Core Concepts
Gene expression rate is a fundamental driver of purifying selection in natural populations, maintaining strong selection even in small populations.
Abstract
The study analyzes genomic and transcriptomic data from two closely related penguin species, the Emperor penguin and the King penguin, to investigate the relationship between gene expression and the efficiency of purifying selection.
Key highlights:
- Purifying selection, as measured by the ratio of nonsynonymous to synonymous polymorphisms (πN/πS), declines with increasing gene expression rate in both penguin species.
- This decline is driven by a decrease in the number of nonsynonymous variants in highly expressed genes, while the number of synonymous variants remains stable across the expression range.
- The difference in nonsynonymous variants between the two penguin populations (with different effective population sizes) decreases with increasing gene expression, suggesting that highly expressed genes experience very strong selection coefficients that can buffer the effects of small population size.
- Simulations show that to reproduce the low πN/πS values observed in the top 10% of highly expressed genes, selection coefficients as high as -0.1 are required, which can maintain effective purifying selection even in populations as small as 1,000 individuals.
- Highly deleterious variants are found in genes with low expression, indicating that gene expression can be used as a proxy for the distribution of gene selection coefficients in natural populations.

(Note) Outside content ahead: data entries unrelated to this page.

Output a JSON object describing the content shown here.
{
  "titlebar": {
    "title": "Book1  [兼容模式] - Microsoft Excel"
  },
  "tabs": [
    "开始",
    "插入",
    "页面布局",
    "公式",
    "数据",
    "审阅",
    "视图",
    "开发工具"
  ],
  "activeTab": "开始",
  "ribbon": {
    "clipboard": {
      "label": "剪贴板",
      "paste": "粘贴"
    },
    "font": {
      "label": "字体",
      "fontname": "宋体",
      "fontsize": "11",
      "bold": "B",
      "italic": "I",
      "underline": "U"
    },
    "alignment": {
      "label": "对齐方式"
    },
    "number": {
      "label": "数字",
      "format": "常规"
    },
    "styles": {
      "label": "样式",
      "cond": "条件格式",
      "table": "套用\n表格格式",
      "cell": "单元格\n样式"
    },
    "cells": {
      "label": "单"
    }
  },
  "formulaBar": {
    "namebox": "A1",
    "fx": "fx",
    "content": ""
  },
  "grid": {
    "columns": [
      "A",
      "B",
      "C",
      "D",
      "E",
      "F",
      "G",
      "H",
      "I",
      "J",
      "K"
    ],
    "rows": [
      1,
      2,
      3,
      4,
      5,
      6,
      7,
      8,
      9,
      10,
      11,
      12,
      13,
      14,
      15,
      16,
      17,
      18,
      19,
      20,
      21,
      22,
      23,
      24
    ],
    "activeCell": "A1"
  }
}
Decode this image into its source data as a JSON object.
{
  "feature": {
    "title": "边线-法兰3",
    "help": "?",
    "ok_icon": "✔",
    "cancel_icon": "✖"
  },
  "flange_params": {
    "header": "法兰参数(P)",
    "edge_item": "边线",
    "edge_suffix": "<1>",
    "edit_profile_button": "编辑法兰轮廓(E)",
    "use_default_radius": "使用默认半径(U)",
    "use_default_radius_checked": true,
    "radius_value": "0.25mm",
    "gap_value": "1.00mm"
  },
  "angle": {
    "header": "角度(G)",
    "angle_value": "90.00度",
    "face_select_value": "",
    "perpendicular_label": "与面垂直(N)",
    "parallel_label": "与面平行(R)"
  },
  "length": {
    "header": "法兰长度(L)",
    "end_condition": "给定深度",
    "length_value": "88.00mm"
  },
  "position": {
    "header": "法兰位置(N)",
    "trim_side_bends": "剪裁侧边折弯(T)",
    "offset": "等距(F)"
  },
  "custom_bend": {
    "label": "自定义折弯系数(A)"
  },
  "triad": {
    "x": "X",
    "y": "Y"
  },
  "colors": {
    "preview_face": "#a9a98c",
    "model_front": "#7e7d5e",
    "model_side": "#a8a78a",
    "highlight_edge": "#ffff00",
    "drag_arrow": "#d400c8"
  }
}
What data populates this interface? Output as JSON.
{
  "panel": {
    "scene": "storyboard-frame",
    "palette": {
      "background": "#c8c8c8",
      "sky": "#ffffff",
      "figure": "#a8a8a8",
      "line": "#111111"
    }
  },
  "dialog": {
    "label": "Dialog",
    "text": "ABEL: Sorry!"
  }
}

Overall, the study provides evidence that gene expression is a fundamental driver of purifying selection, maintaining strong selection on highly expressed genes even in small populations.
Stats
The top 10% of highly expressed genes experience an average selection coefficient of -0.1.
The top 50% of highly expressed genes experience an average selection coefficient of -0.01.
Quotes
"Gene expression rate can be regarded as a fundamental parameter of protein evolution in natural populations, maintaining selection effective even at small population size."
"We suggest it could be used as a proxy for gene selection coefficients, which are notoriously difficult to derive in non-model species under real-world conditions."